Hsiu-Hui Wang, piano

Hsiu-Hui Wang has enjoyed the enthusiastic applause of audiences across the United States and her native Taiwan. After a radiant performance of Beethoven’s First Piano Con­certo, The Baltimore Sun admired her “graceful, buoyant” performance, adding that “there is an appealing sense of lift to her playing, which gave Beethoven’s passage work a balletic quality.” The New York Concert Review was impressed with her “remarkable pedal technique,” and praised her performance with the Gemini Piano Trio as “ardent,” as well as being “serene and “poetic.” The New Britain Herald also commented on the ardor of her playing, remarking that “watching the dramatic expressiveness with which [she] played was also a treat to behold. . . .” At the age of 19, Hsiu-Hui Wang performed from memory the monumental first book of Bach’s Well-Tempered Clavier in recitals at Hartt School of Music and University of Maryland at College Park. She has since appeared with the Emerson String Quartet and performed with the Cayuga Chamber Orchestra, Hartt Symphony Orchestra, and New Britain Symphony Orchestra. She has also performed at the Aspen Music Festival, La Jolla SummerFest, Waterloo Music Festival, and Yellow Barn Music Festival. Dr. Wang has won numerous competitions and awards such as the Emerson String Quartet Competition, the Connecticut MTNA Competi­tions, the Hartford Symphony Auxiliary’s young Artist Competition, and Renee B. Fisher Piano Competition.

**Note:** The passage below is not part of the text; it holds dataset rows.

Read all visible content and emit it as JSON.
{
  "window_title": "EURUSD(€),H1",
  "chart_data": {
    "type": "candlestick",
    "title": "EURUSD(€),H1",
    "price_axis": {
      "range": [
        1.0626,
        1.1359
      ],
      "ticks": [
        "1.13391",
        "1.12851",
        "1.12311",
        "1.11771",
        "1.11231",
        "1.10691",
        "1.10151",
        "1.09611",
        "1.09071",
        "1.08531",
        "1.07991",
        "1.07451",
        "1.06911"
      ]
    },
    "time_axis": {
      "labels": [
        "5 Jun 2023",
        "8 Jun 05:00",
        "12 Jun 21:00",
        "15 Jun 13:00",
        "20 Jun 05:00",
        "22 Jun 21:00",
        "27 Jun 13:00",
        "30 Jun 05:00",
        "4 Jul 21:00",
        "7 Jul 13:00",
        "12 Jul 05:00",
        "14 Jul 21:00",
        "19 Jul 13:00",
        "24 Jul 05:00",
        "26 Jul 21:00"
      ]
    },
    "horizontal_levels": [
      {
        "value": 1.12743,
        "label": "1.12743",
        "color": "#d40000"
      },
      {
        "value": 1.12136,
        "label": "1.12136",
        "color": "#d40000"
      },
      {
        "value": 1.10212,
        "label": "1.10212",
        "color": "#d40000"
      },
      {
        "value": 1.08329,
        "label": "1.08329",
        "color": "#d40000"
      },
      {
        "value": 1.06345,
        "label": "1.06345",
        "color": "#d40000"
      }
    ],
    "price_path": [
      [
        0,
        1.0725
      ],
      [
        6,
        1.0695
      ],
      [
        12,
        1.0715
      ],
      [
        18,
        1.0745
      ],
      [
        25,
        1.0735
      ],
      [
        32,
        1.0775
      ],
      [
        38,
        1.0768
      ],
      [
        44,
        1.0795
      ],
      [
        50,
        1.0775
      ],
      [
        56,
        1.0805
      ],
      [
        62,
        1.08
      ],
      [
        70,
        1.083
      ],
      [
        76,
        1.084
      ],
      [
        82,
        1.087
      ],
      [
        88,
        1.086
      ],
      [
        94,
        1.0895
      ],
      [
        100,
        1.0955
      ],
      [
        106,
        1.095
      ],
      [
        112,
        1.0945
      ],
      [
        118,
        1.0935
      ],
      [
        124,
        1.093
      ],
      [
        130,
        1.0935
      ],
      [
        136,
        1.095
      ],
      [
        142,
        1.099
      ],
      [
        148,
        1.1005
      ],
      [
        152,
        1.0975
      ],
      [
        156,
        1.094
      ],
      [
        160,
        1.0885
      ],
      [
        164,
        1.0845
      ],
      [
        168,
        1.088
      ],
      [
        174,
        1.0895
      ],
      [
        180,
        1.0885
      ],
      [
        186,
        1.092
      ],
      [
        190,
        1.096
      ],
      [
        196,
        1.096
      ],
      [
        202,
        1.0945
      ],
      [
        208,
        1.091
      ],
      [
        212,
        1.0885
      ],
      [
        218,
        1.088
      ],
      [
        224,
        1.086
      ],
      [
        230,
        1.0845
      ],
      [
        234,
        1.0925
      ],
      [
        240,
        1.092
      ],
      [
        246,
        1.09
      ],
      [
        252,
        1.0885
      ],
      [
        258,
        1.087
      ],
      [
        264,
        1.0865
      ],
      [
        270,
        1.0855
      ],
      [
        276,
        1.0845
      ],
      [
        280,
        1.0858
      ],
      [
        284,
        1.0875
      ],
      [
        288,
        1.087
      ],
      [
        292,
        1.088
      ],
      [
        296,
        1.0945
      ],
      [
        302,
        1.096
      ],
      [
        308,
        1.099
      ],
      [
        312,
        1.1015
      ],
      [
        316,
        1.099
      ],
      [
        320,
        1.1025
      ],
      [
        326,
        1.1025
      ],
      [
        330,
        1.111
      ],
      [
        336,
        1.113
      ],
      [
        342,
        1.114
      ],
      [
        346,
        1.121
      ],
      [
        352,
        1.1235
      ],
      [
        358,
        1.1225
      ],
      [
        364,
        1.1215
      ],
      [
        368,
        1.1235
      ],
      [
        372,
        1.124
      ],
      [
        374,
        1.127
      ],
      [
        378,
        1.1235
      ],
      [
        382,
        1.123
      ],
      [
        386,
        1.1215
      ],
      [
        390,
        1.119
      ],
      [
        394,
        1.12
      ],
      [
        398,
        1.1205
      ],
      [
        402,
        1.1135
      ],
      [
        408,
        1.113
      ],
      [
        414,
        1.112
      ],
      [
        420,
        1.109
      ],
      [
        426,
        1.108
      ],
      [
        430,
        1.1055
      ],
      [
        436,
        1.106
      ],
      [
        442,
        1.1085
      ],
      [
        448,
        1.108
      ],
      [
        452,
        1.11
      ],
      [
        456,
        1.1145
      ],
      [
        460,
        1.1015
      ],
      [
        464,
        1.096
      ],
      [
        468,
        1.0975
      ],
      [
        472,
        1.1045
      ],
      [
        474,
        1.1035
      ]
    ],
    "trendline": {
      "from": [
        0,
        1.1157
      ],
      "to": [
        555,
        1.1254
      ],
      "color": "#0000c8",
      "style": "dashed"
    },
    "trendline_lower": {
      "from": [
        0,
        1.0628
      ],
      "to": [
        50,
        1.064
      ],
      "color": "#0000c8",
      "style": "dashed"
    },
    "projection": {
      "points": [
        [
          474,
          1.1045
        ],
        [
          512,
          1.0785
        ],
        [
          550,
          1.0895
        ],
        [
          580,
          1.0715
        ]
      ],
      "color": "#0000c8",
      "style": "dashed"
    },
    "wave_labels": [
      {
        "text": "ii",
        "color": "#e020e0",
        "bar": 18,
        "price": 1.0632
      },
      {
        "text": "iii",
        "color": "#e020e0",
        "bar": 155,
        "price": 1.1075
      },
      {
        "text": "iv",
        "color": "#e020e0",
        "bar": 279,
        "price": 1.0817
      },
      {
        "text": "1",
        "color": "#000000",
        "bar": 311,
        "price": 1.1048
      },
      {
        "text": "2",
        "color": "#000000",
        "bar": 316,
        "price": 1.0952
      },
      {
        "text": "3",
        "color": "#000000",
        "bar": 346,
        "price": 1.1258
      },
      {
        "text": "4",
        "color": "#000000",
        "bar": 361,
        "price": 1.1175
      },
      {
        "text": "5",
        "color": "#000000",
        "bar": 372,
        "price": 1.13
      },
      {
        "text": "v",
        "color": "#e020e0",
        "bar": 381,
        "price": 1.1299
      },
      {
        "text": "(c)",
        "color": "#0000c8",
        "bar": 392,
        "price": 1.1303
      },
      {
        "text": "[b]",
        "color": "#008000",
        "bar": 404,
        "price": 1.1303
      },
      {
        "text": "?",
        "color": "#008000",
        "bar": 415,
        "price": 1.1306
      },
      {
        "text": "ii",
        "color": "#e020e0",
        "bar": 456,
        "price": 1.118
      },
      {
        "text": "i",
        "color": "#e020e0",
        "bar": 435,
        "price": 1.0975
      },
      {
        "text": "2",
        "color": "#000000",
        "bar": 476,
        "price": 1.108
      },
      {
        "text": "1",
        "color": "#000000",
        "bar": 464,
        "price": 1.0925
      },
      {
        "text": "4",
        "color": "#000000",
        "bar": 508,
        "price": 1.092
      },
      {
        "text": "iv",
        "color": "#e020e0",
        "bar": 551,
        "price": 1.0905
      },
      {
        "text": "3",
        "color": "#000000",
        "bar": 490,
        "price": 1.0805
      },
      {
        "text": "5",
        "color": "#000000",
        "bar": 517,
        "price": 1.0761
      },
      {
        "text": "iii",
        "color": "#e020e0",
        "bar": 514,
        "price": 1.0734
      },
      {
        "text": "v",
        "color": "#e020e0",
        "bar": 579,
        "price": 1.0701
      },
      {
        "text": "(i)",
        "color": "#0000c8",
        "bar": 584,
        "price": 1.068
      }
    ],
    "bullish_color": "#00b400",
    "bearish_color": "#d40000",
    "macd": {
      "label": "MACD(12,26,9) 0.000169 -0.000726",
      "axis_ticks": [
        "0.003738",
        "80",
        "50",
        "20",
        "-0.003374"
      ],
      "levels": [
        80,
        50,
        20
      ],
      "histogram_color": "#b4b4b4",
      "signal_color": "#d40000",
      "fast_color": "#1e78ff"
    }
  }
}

As a founding member of the Gemini Piano Trio, Dr. Wang has also performed guest engagements at Princeton University, Penn State University, University of Maryland College Park, the Johns Hopkins University, the Southern Methodist University, the Chang Jung Christian University, and Soochow University in Taiwan and was featured on National Public Radio. Dr. Wang received her bachelor’s degree (summa cum laude) from the Hartt School of Music, master’s degree from the University of Southern California, and her doctoral degree in piano perfor-mance from the University of Maryland, College Park. She has studied with international artists such as Raymond Hanson, Anne Koscielny, Gabriel Chodos, Stewart Gordon, and Thomas Schumacher. Dr. Wang has also received chamber music coachings from Patricia Zander, Cecile Licad, Cho-Liang Lin, Ida Kavafian, and Menahem Pressler. Her published doctoral dissertation, “Tracing the Development of the French Piano Trio” has been recognized by Maurice Hinson and Wesley Roberts’s newest edition of The Piano in Chamber Ensemble: An Annotated Guide as well as by John H. Baron’s Chamber Music: A Research and Information Guide.

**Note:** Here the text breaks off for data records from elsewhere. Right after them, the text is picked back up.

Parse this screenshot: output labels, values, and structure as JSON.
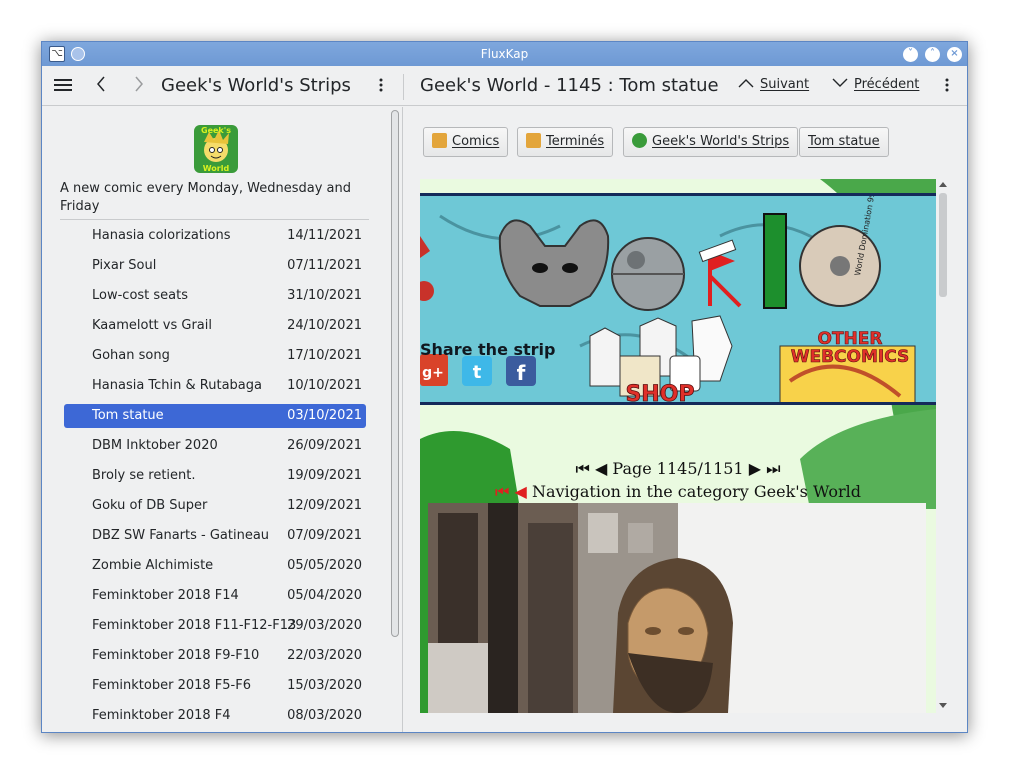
{
  "window": {
    "title": "FluxKap"
  },
  "toolbar": {
    "left_title": "Geek's World's Strips",
    "right_title": "Geek's World - 1145 : Tom statue",
    "next_label": "Suivant",
    "prev_label": "Précédent"
  },
  "sidebar": {
    "description": "A new comic every Monday, Wednesday and Friday",
    "logo_text_top": "Geek's",
    "logo_text_bottom": "World",
    "items": [
      {
        "label": "Hanasia colorizations",
        "date": "14/11/2021"
      },
      {
        "label": "Pixar Soul",
        "date": "07/11/2021"
      },
      {
        "label": "Low-cost seats",
        "date": "31/10/2021"
      },
      {
        "label": "Kaamelott vs Grail",
        "date": "24/10/2021"
      },
      {
        "label": "Gohan song",
        "date": "17/10/2021"
      },
      {
        "label": "Hanasia Tchin & Rutabaga",
        "date": "10/10/2021"
      },
      {
        "label": "Tom statue",
        "date": "03/10/2021"
      },
      {
        "label": "DBM Inktober 2020",
        "date": "26/09/2021"
      },
      {
        "label": "Broly se retient.",
        "date": "19/09/2021"
      },
      {
        "label": "Goku of DB Super",
        "date": "12/09/2021"
      },
      {
        "label": "DBZ SW Fanarts - Gatineau",
        "date": "07/09/2021"
      },
      {
        "label": "Zombie Alchimiste",
        "date": "05/05/2020"
      },
      {
        "label": "Feminktober 2018 F14",
        "date": "05/04/2020"
      },
      {
        "label": "Feminktober 2018 F11-F12-F13",
        "date": "29/03/2020"
      },
      {
        "label": "Feminktober 2018 F9-F10",
        "date": "22/03/2020"
      },
      {
        "label": "Feminktober 2018 F5-F6",
        "date": "15/03/2020"
      },
      {
        "label": "Feminktober 2018 F4",
        "date": "08/03/2020"
      }
    ],
    "selected_index": 6
  },
  "breadcrumbs": [
    {
      "label": "Comics",
      "icon": "rss-folder-icon"
    },
    {
      "label": "Terminés",
      "icon": "rss-folder-icon"
    },
    {
      "label": "Geek's World's Strips",
      "icon": "feed-icon"
    },
    {
      "label": "Tom statue",
      "icon": ""
    }
  ],
  "webpage": {
    "share_label": "Share the strip",
    "shop_label": "SHOP",
    "other_webcomics_line1": "OTHER",
    "other_webcomics_line2": "WEBCOMICS",
    "cd_label": "World Domination 99",
    "pager_text": "Page 1145/1151",
    "category_text": "Navigation in the category Geek's World"
  },
  "colors": {
    "selection": "#3d68d6",
    "titlebar": "#6e99d4",
    "banner": "#6ec8d6"
  }
}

Dr. Wang has been a dedicated teacher for over twenty-seven years, and her students have won first prizes in various competitions, including the International Young Artist Piano Competition, and have been invited to perform at the Kennedy Center and the U.S. State Department. She has also been invited to chair and adjudicate many piano competitions and festivals. She is currently a music faculty member at Goucher College and Howard Community Col­lege where she has been selected as the 2003-2004 Arts and Humanities Division Outstanding Adjunct Faculty Member, a co-founder/ director of the Gemini Piano Trio Chamber Music Workshop, as well as the director of the 2009-2010 Beethoven Piano Sonata Cycle, Lecture, and Masterclass Series at the Horowitz Visual and Performing Arts Center.